La distribution est dominée par la Senta d'Asmik Grigorian, décidément la chanteuse que s'arrache la planète lyrique depuis ses débuts fracassants en Salomé à Salzbourg. Son ascension dans l'univers wagnérien fascine tant tout sonne vrai : voix inextinguible, naturel de la diction, projection sans faille, et surtout incarnation d'une confondante présence, à l'aune de la Ballade ou des duos avec Erik ou le Hollandais. Justesse des attitudes, des gestes et des mimiques, de la pure décontraction à la tragédie profonde, qui la voient brûler les planches avec un souci de vérité et une aisance déconcertante, faisant siennes les moindres intentions du metteur en scène. Il y a quelque chose de hors norme dans cette incarnation et en même temps de presque simple dans cette manière de faire vivre ce personnage déjà si typé chez Wagner, plus qu'Elsa (Lohengrin) ou qu'Elisabeth (Tannhäuser). Une prestation qui fera date. John Lundgren campe un Hollandais un peu effrayant par endroit, de par un physique imposant, pas spécialement beau, mais expressif dans une apparente indifférence, en réalité calculée. La voix de stentor pourrait en décibels presque pousser dans l'ombre celle de Daland, grâce à une robuste projection. La basse tout en rondeur de Georg Zeppenfeld, plus racée que sonore, lui permet un intéressant portrait du vieil homme de mer, pas rustaud comme souvent, quelque part élégant. La tinta wagnérienne est là, essentielle, dans sa distinction. Le personnage de Mary, tant mis en avant dans cette production, façon ''mère qui veut protéger la petite'', est bien buriné par Marina Prudenskaya, beau métal de mezzo et interprétation de poids dans le registre de la stupeur et du passage à l'acte. Les deux ténors sont moins à l'aise, Eric Cutler, Erik, bien lié mais sans grand charisme, et Attilio Glaser, Le pilote, un peu sur la réserve lors de son air du Ier acte. Les Chœurs du Festival, nursés par Eberhard Friedrich, sont parfaits, comme toujours, et apportent santé vocale et conviction dramatique à cette fresque.

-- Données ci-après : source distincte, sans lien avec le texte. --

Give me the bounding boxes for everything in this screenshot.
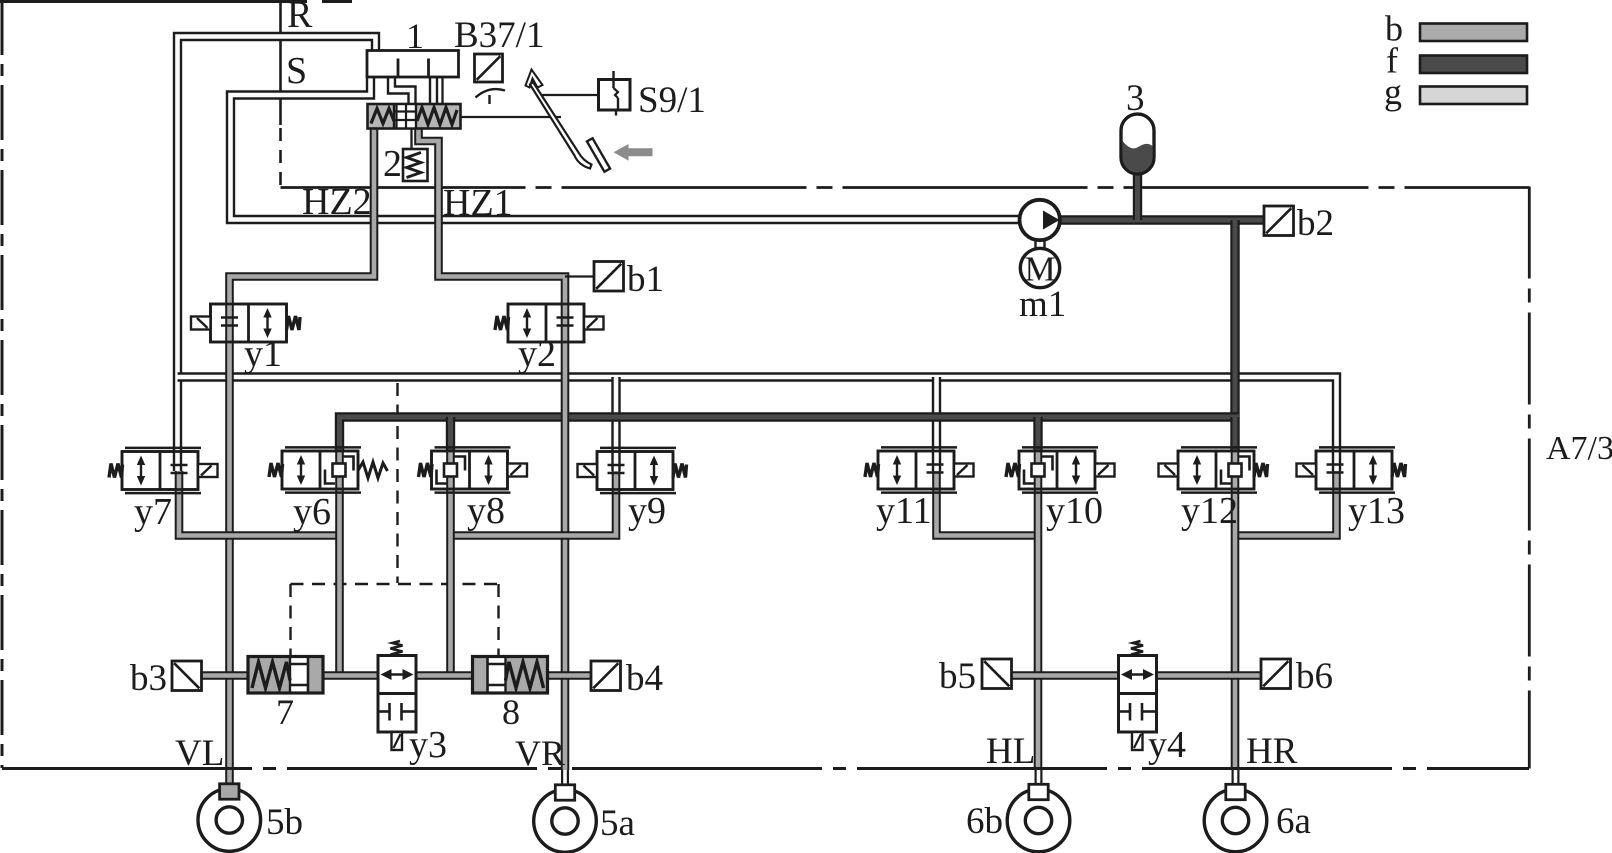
svg-text:S: S — [286, 50, 307, 92]
svg-text:y1: y1 — [244, 333, 282, 375]
svg-text:6b: 6b — [966, 801, 1003, 842]
svg-text:8: 8 — [502, 692, 520, 732]
svg-text:R: R — [287, 0, 313, 36]
svg-text:y12: y12 — [1181, 490, 1238, 532]
svg-text:HR: HR — [1246, 731, 1298, 772]
svg-text:y13: y13 — [1348, 490, 1405, 532]
svg-text:y8: y8 — [467, 490, 505, 532]
svg-text:y2: y2 — [518, 333, 556, 375]
svg-text:b2: b2 — [1297, 203, 1334, 244]
svg-text:VL: VL — [175, 733, 224, 774]
svg-text:3: 3 — [1126, 78, 1145, 119]
svg-text:A7/3: A7/3 — [1546, 430, 1612, 467]
svg-text:M: M — [1024, 250, 1055, 289]
svg-text:b5: b5 — [939, 656, 976, 697]
svg-text:b1: b1 — [627, 259, 664, 300]
svg-text:b3: b3 — [130, 658, 167, 699]
svg-text:S9/1: S9/1 — [638, 80, 706, 121]
svg-text:y7: y7 — [134, 491, 172, 533]
svg-text:6a: 6a — [1276, 801, 1311, 842]
svg-text:5b: 5b — [266, 802, 303, 843]
svg-text:1: 1 — [406, 16, 424, 56]
svg-text:g: g — [1384, 72, 1402, 112]
svg-text:y6: y6 — [293, 491, 331, 533]
svg-text:HZ1: HZ1 — [443, 182, 513, 224]
svg-text:y9: y9 — [628, 490, 666, 532]
svg-text:b6: b6 — [1296, 656, 1333, 697]
svg-text:y4: y4 — [1148, 724, 1186, 766]
svg-text:HL: HL — [986, 731, 1035, 772]
svg-text:2: 2 — [383, 143, 402, 185]
svg-text:y10: y10 — [1046, 490, 1103, 532]
svg-text:y3: y3 — [409, 724, 447, 766]
svg-text:B37/1: B37/1 — [454, 15, 544, 56]
svg-text:HZ2: HZ2 — [302, 181, 372, 223]
svg-text:b4: b4 — [626, 658, 663, 699]
svg-text:m1: m1 — [1019, 284, 1066, 325]
svg-text:VR: VR — [515, 733, 565, 773]
svg-text:y11: y11 — [876, 490, 932, 532]
svg-text:5a: 5a — [600, 803, 635, 844]
svg-text:7: 7 — [276, 692, 294, 732]
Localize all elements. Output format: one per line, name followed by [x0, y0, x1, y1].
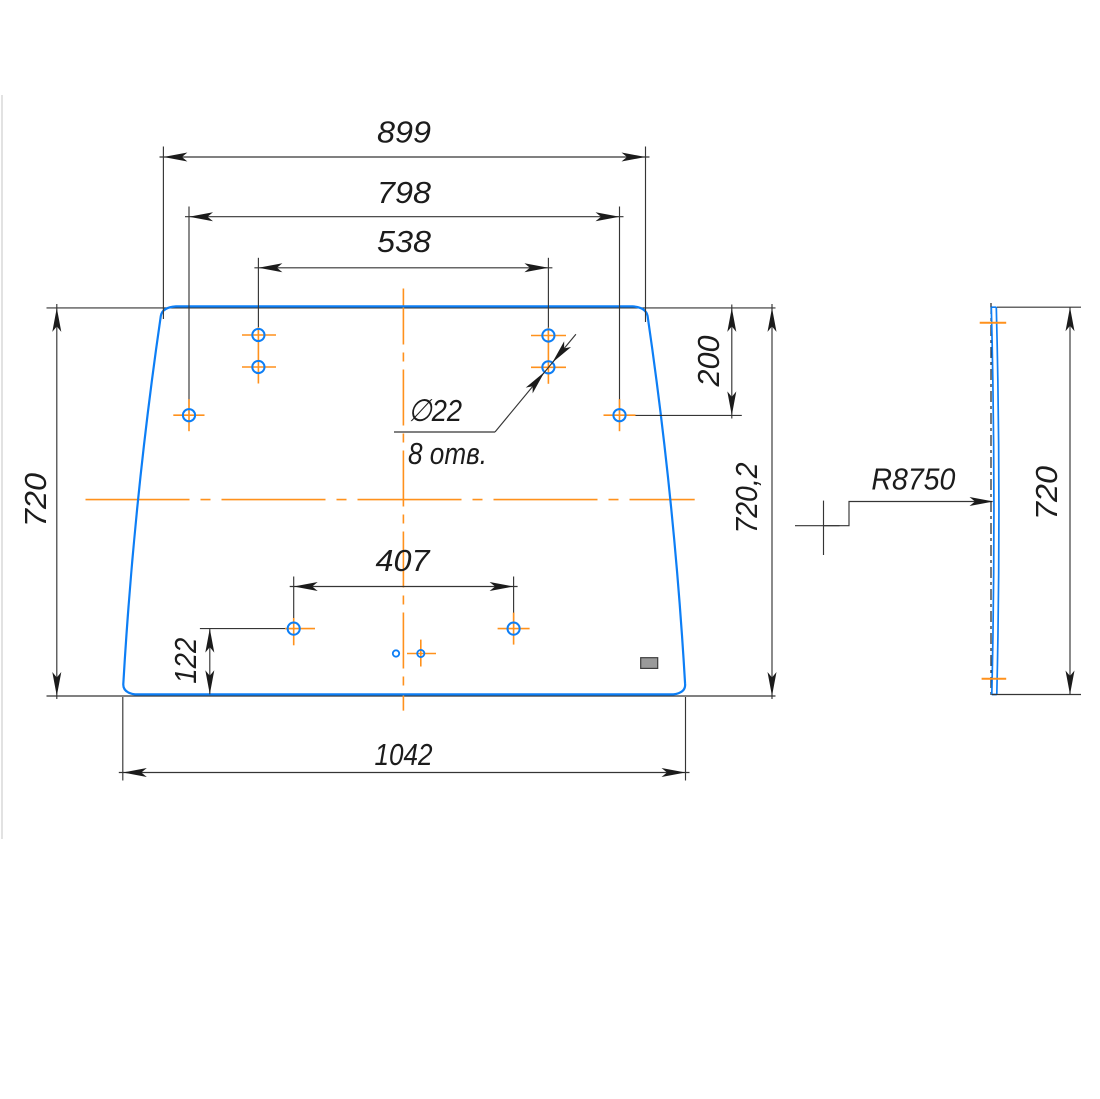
- side bottom extension: [992, 694, 1081, 696]
- small hole E2: [417, 650, 424, 657]
- svg-text:720: 720: [1029, 466, 1064, 520]
- hole D1 crosshair: [285, 618, 315, 645]
- holes C1 C2 crosshairs (538 right column): [531, 328, 566, 384]
- svg-text:122: 122: [168, 638, 203, 684]
- hole A1 crosshair: [173, 399, 204, 431]
- svg-text:407: 407: [376, 543, 432, 578]
- hole A2 crosshair: [604, 399, 636, 431]
- holes B1 B2 crosshairs (538 left column): [242, 327, 276, 384]
- svg-text:720,2: 720,2: [729, 463, 764, 534]
- leader Ø22 8 отв.: [394, 334, 576, 471]
- hole A1 (798 left): [183, 409, 195, 421]
- bottom extension line (720 / 720,2): [47, 695, 776, 697]
- svg-text:R8750: R8750: [871, 462, 955, 497]
- hole D2 (407 right): [507, 623, 519, 635]
- hole C2: [542, 361, 554, 373]
- glass outline (front view): [123, 306, 685, 694]
- side orange ticks: [980, 323, 1007, 679]
- svg-text:1042: 1042: [375, 737, 433, 772]
- dimension 720,2 (right): [771, 304, 773, 699]
- dimension 538: [254, 267, 552, 269]
- svg-text:200: 200: [691, 336, 726, 388]
- svg-text:798: 798: [377, 175, 432, 210]
- hole B1: [252, 329, 264, 341]
- dimension 407: [290, 586, 518, 588]
- dimension 798: [185, 216, 624, 218]
- hole D2 crosshair: [498, 613, 530, 645]
- hole C1: [542, 329, 554, 341]
- dimension 720 (side): [1069, 307, 1071, 694]
- top extension line (720 / 720,2): [47, 307, 776, 309]
- centerline vertical (front view): [402, 289, 404, 711]
- svg-text:∅22: ∅22: [408, 393, 462, 428]
- svg-text:538: 538: [377, 224, 432, 259]
- dimension 1042: [119, 772, 690, 774]
- R8750 leader: [795, 462, 994, 556]
- page border line: [1, 95, 3, 839]
- hole A2 (798 right): [613, 409, 625, 421]
- side top extension: [997, 306, 1081, 308]
- side glass profile: [991, 307, 999, 694]
- small hole E2 crosshair: [407, 640, 436, 667]
- dimension 122: [200, 628, 294, 630]
- small hole E1: [393, 650, 399, 656]
- gray mark (stamp): [641, 658, 658, 669]
- dimension 899: [160, 156, 650, 158]
- side centerline (dash-dot): [990, 303, 992, 699]
- hole B2: [252, 361, 264, 373]
- hole D1 (407 left): [288, 623, 300, 635]
- svg-text:8 отв.: 8 отв.: [408, 436, 487, 471]
- svg-text:720: 720: [18, 473, 53, 527]
- centerline horizontal (front view): [86, 499, 695, 501]
- dimension 200: [731, 305, 733, 419]
- svg-text:899: 899: [377, 115, 431, 150]
- dimension 720 (left): [56, 304, 58, 699]
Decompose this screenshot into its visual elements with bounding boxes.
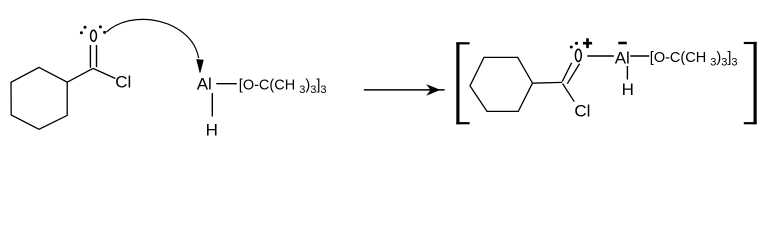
wire: bond Al to H (reactant) — [211, 93, 213, 117]
arrowhead of curved arrow — [197, 60, 203, 73]
atom O (reactant carbonyl, drawn as oval) — [91, 30, 97, 41]
right bracket of product complex — [744, 42, 757, 124]
svg-text:Cl: Cl — [574, 101, 590, 120]
wire: bond ring to carbonyl C — [67, 68, 93, 82]
atom O (product oxocarbenium, drawn as oval) — [575, 49, 581, 61]
plus charge on O (product) — [583, 38, 592, 48]
minus charge on Al (product) — [618, 42, 627, 45]
cyclohexane ring (product) — [470, 57, 533, 111]
lone pair dots on O (product) — [570, 42, 578, 49]
svg-text:Al: Al — [197, 74, 212, 93]
curved electron-pushing arrow from O lone pair to Al — [107, 19, 199, 58]
svg-text:Cl: Cl — [115, 73, 131, 92]
wire: bond C to Cl (product) — [563, 84, 575, 102]
svg-text:H: H — [622, 80, 634, 99]
svg-text:H: H — [206, 120, 218, 139]
wire: bond Al to alkoxide group — [216, 83, 237, 85]
wire: bond C to Cl — [93, 68, 115, 78]
cyclohexane ring (reactant) — [11, 67, 67, 129]
left bracket of product complex — [456, 42, 469, 124]
wire: bond ring to carbonyl C (product) — [533, 81, 563, 84]
reaction arrowhead — [428, 86, 438, 94]
svg-text:Al: Al — [615, 48, 630, 67]
wire: bond Al to H (product) — [626, 66, 628, 80]
wire: C=O double bond (product) — [562, 63, 579, 84]
reaction arrow — [364, 89, 445, 91]
wire: bond Al to alkoxide group (product) — [630, 55, 649, 57]
lone pair dots on O (reactant) — [80, 25, 106, 34]
wire: C=O double bond (reactant) — [90, 45, 96, 68]
wire: bond O to Al (product) — [587, 55, 614, 57]
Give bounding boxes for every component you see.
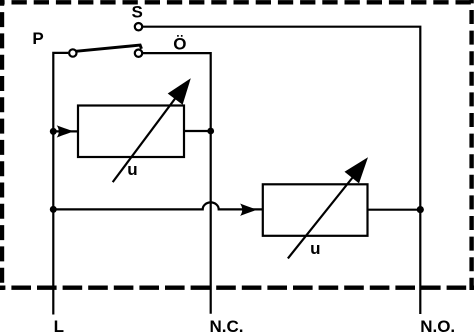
svg-text:P: P [32, 29, 43, 48]
svg-text:u: u [310, 239, 320, 258]
svg-text:S: S [132, 3, 143, 22]
svg-text:N.C.: N.C. [210, 317, 244, 332]
svg-text:N.O.: N.O. [420, 317, 455, 332]
svg-text:L: L [54, 317, 64, 332]
svg-text:Ö: Ö [173, 35, 186, 54]
svg-text:u: u [127, 160, 137, 179]
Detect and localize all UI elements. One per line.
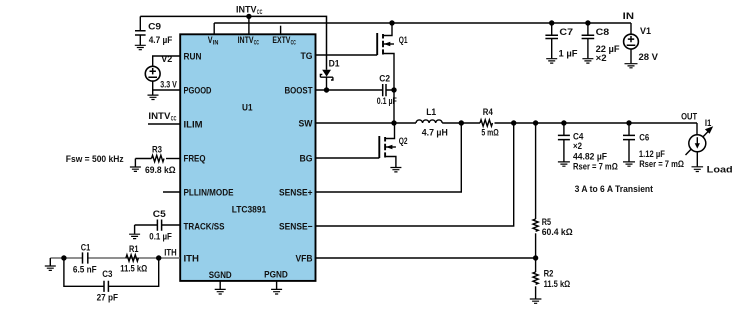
svg-text:C8: C8 [596,27,610,38]
current source I1 [696,123,698,135]
wire INTVcc riser to pin [248,16,250,34]
svg-text:U1: U1 [242,103,253,114]
resistor R2 [535,258,537,272]
capacitor C8 [587,23,589,35]
svg-text:ITH: ITH [184,254,200,265]
svg-text:PGOOD: PGOOD [184,86,212,97]
node SENSE- tap [511,120,516,125]
svg-text:C7: C7 [559,27,573,38]
svg-text:3.3 V: 3.3 V [160,80,177,91]
svg-text:I1: I1 [705,118,712,129]
ground R3 [130,167,141,171]
svg-text:D1: D1 [329,58,341,69]
wire FREQ ground stub [134,159,136,167]
ground C9 [135,45,146,49]
svg-text:LTC3891: LTC3891 [232,205,267,216]
svg-text:R3: R3 [152,144,162,155]
voltage source V1 [630,23,632,34]
transistor Q2 [378,136,380,158]
svg-text:R1: R1 [129,244,139,255]
svg-text:IN: IN [213,40,219,47]
wire BOOST node to SW node [393,90,395,123]
svg-text:TG: TG [301,51,313,62]
svg-text:INTV: INTV [238,35,254,46]
svg-text:SGND: SGND [209,270,232,281]
wire SENSE+ [315,123,462,192]
ground C1 [45,266,56,270]
svg-text:3 A to 6 A Transient: 3 A to 6 A Transient [575,184,654,195]
svg-text:CC: CC [254,40,259,47]
svg-text:Q2: Q2 [399,136,408,147]
wire C7 C8 V1 rail taps [549,20,554,25]
wire L1 to R4 [442,122,480,124]
wire Vin rail [214,22,631,24]
svg-text:ILIM: ILIM [184,120,203,131]
node VFB divider [533,255,538,260]
node BOOST-D1 [324,87,329,92]
node ITH left [61,255,66,260]
capacitor C5 [135,224,180,226]
svg-text:Load: Load [707,165,733,176]
wire BG [315,157,380,159]
svg-text:11.5 kΩ: 11.5 kΩ [544,279,571,290]
ground I1 [692,167,704,172]
node R5 tap [533,120,538,125]
wire VFB [315,257,536,259]
wire TG [315,54,377,56]
svg-text:C1: C1 [81,243,91,254]
capacitor C9 [139,16,141,30]
svg-text:SENSE−: SENSE− [279,222,313,233]
svg-text:R2: R2 [544,268,554,279]
svg-text:RUN: RUN [184,52,202,63]
svg-text:Q1: Q1 [399,35,408,46]
svg-text:Rser = 7 mΩ: Rser = 7 mΩ [573,162,618,173]
ground C5 [129,234,140,238]
wire BOOST [315,89,394,91]
ground PGND [276,281,278,289]
svg-text:VFB: VFB [296,254,313,265]
ground C6 [623,162,635,166]
svg-text:C5: C5 [153,209,167,220]
ground C8 [582,59,593,63]
node BOOST-C2 [391,87,396,92]
svg-text:0.1 µF: 0.1 µF [149,232,172,243]
svg-text:C9: C9 [148,22,161,33]
svg-text:V1: V1 [640,26,652,37]
capacitor C4 [563,123,565,135]
svg-text:PLLIN/MODE: PLLIN/MODE [184,188,234,199]
svg-text:TRACK/SS: TRACK/SS [184,222,225,233]
inductor L1 [416,120,442,123]
svg-text:1 µF: 1 µF [559,49,578,60]
node SENSE+ tap [459,120,464,125]
svg-text:11.5 kΩ: 11.5 kΩ [120,264,147,275]
svg-text:ITH: ITH [164,248,177,259]
wire TRACK/SS ground stub [134,225,136,234]
wire SW to L1 [315,122,416,124]
wire V2 to PGOOD and ground [153,81,180,95]
resistor R1 [126,255,139,261]
svg-text:EXTV: EXTV [272,35,290,46]
resistor R4 [480,120,492,126]
svg-text:BOOST: BOOST [285,86,313,97]
svg-text:Rser = 7 mΩ: Rser = 7 mΩ [639,159,684,170]
capacitor C2 [383,84,386,96]
svg-text:SW: SW [299,119,313,130]
wire INTVcc rail [140,16,326,69]
ground V1 [625,64,638,68]
capacitor C7 [551,23,553,35]
svg-text:FREQ: FREQ [184,154,206,165]
ground SGND [219,281,221,289]
wire EXTVcc stub [280,26,282,34]
ground Q2 [390,168,401,172]
svg-text:IN: IN [623,11,634,22]
node INTVcc top [246,14,251,19]
ground C7 [546,59,557,63]
node C4 tap [561,120,566,125]
wire ILIM [148,123,180,125]
svg-text:OUT: OUT [681,112,697,123]
svg-text:SENSE+: SENSE+ [279,188,313,199]
svg-text:INTV: INTV [236,5,257,16]
node Q1 drain at Vin rail [389,20,394,25]
svg-text:27 pF: 27 pF [97,293,119,304]
ground C4 [558,162,570,166]
node ITH right [156,255,161,260]
svg-text:CC: CC [171,116,177,123]
svg-text:×2: ×2 [596,53,607,64]
svg-text:4.7 µF: 4.7 µF [149,35,173,46]
voltage source V2 [145,66,160,81]
wire VIN pin riser [213,23,215,34]
svg-text:CC: CC [291,40,296,47]
diode D1 [322,70,331,77]
svg-text:28 V: 28 V [639,52,659,63]
svg-text:4.7 µH: 4.7 µH [422,128,448,139]
op-amp U1 [180,34,315,281]
wire R4 to OUT corner [495,122,698,124]
svg-text:6.5 nF: 6.5 nF [73,265,97,276]
svg-text:CC: CC [257,9,263,16]
svg-text:69.8 kΩ: 69.8 kΩ [145,165,176,176]
wire PLLIN/MODE stub [163,191,180,193]
wire ITH net [50,257,180,259]
capacitor C6 [628,123,630,135]
capacitor C3 branch [64,258,159,286]
svg-text:C6: C6 [639,132,649,143]
svg-text:R4: R4 [483,107,494,118]
node SW [391,120,396,125]
svg-text:INTV: INTV [148,111,171,122]
wire SENSE- [315,123,514,226]
resistor R5 [535,123,537,219]
svg-text:C3: C3 [102,269,112,280]
svg-text:PGND: PGND [264,270,288,281]
ground V2 [148,95,159,99]
wire ITH ground stub [49,258,51,266]
node C6 tap [626,120,631,125]
transistor Q1 [376,33,378,55]
svg-text:C2: C2 [379,74,390,85]
svg-text:5 mΩ: 5 mΩ [481,128,499,139]
resistor R3 [135,158,151,160]
svg-text:BG: BG [300,154,313,165]
capacitor C1 [83,252,88,263]
svg-text:60.4 kΩ: 60.4 kΩ [542,227,573,238]
ground R2 [530,299,542,303]
svg-text:L1: L1 [426,107,437,118]
wire V2 to RUN [153,56,180,66]
svg-text:Fsw = 500 kHz: Fsw = 500 kHz [66,154,124,165]
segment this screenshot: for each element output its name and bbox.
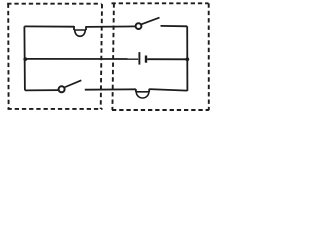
battery cell long plate bbox=[138, 52, 140, 65]
left enclosure dashed left edge bbox=[7, 4, 9, 110]
right enclosure dashed bottom edge bbox=[112, 109, 209, 111]
wire: top middle segment bbox=[86, 25, 136, 28]
wire: bottom right segment bbox=[149, 89, 187, 91]
switch S2 blade (open) bbox=[64, 80, 81, 87]
bell B1 right terminal tick bbox=[85, 26, 87, 30]
bell B2 gong (half-disc) bbox=[136, 92, 149, 98]
bell B1 gong (half-disc) bbox=[75, 30, 86, 36]
switch S1 pivot circle bbox=[136, 23, 142, 29]
wire: middle left segment bbox=[25, 58, 139, 60]
bell B2 left terminal tick bbox=[135, 89, 137, 92]
junction node left bbox=[23, 57, 27, 61]
right enclosure dashed left edge bbox=[112, 3, 114, 110]
left enclosure dashed right edge bbox=[101, 4, 102, 109]
right enclosure dashed right edge bbox=[208, 3, 210, 110]
wire: bottom middle segment bbox=[85, 88, 136, 90]
switch S1 blade (open) bbox=[141, 18, 160, 25]
bell B2 right terminal tick bbox=[148, 89, 150, 92]
right enclosure dashed top edge bbox=[112, 2, 209, 4]
wire: bottom left segment bbox=[25, 89, 59, 91]
wire: left vertical bbox=[23, 26, 26, 90]
wire: top left segment bbox=[24, 25, 74, 27]
bell B1 left terminal tick bbox=[73, 26, 75, 30]
left enclosure dashed top edge bbox=[7, 3, 101, 5]
wire: top right segment bbox=[161, 25, 188, 27]
battery cell short plate bbox=[145, 56, 147, 63]
switch S2 pivot circle bbox=[59, 86, 65, 92]
wire: right vertical bbox=[186, 26, 188, 91]
left enclosure dashed bottom edge bbox=[8, 108, 103, 110]
wire: middle right segment bbox=[147, 58, 187, 60]
junction node right bbox=[185, 57, 189, 61]
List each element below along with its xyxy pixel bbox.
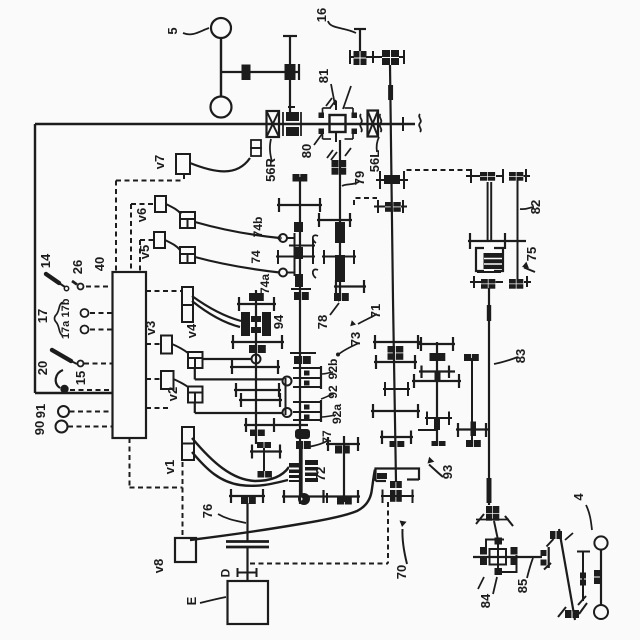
svg-text:80: 80 [299,144,314,158]
svg-text:v7: v7 [152,155,167,169]
svg-text:92b: 92b [326,359,340,380]
svg-text:92a: 92a [330,404,344,424]
svg-text:76: 76 [200,504,215,518]
svg-text:81: 81 [316,69,331,83]
svg-text:26: 26 [70,260,85,274]
svg-text:v1: v1 [162,460,177,474]
svg-text:74a: 74a [258,274,272,294]
svg-text:56R: 56R [263,157,278,181]
svg-text:74: 74 [249,250,263,264]
svg-text:E: E [184,596,199,605]
svg-text:14: 14 [38,253,53,268]
svg-text:17a: 17a [60,320,72,339]
svg-text:71: 71 [368,304,383,318]
svg-text:74b: 74b [251,217,265,238]
svg-text:90: 90 [32,421,47,435]
svg-text:72: 72 [313,467,328,481]
svg-text:70: 70 [394,565,409,579]
svg-text:75: 75 [524,247,539,261]
svg-text:v2: v2 [165,387,180,401]
svg-text:17: 17 [35,309,50,323]
svg-text:16: 16 [314,8,329,22]
svg-text:56L: 56L [367,150,382,172]
svg-text:4: 4 [571,493,586,501]
svg-text:v8: v8 [151,559,166,573]
svg-text:v6: v6 [134,208,149,222]
svg-text:84: 84 [478,593,493,608]
svg-text:40: 40 [92,257,107,271]
svg-text:D: D [219,568,233,577]
svg-text:85: 85 [515,579,530,593]
svg-text:17b: 17b [60,298,72,317]
svg-text:v4: v4 [184,323,199,338]
svg-text:5: 5 [165,27,180,34]
svg-text:20: 20 [35,361,50,375]
svg-text:94: 94 [271,314,286,329]
svg-text:15: 15 [73,371,88,385]
svg-text:91: 91 [33,404,48,418]
svg-text:83: 83 [513,349,528,363]
svg-text:78: 78 [315,315,330,329]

La direction d'Oksana Lyniv joue adroitement des contrastes d'une œuvre jouée d'un seul tenant, par des accents quelquefois martelés (chœurs du début du IIIème acte), des tempos parfois accélérés (fin du I) ou plutôt lents mais sentis (Ballade de Senta), permettant de faire émerger la dynamique entraînant ces pages hautes en couleurs et fortes de signification. Mais le sentiment d'urgence peut venir à manquer et l'impact dramatique sembler s'affaisser (duo entre le Hollandais et Daland au I). L'Orchestre du Festival, qu'on sent bien fourni, dispense des sonorités lustrées et lumineuses, en particulier à la petite harmonie. En un mot, une lecture irréprochable à laquelle manque un brin de souffle épique (Sawallisch/CD Orfeo/Bayreuther Festspiele 1959, Böhm/CD DG/Festival de 1971) ou la profondeur du génie (Klemperer/ CD Warner Classics).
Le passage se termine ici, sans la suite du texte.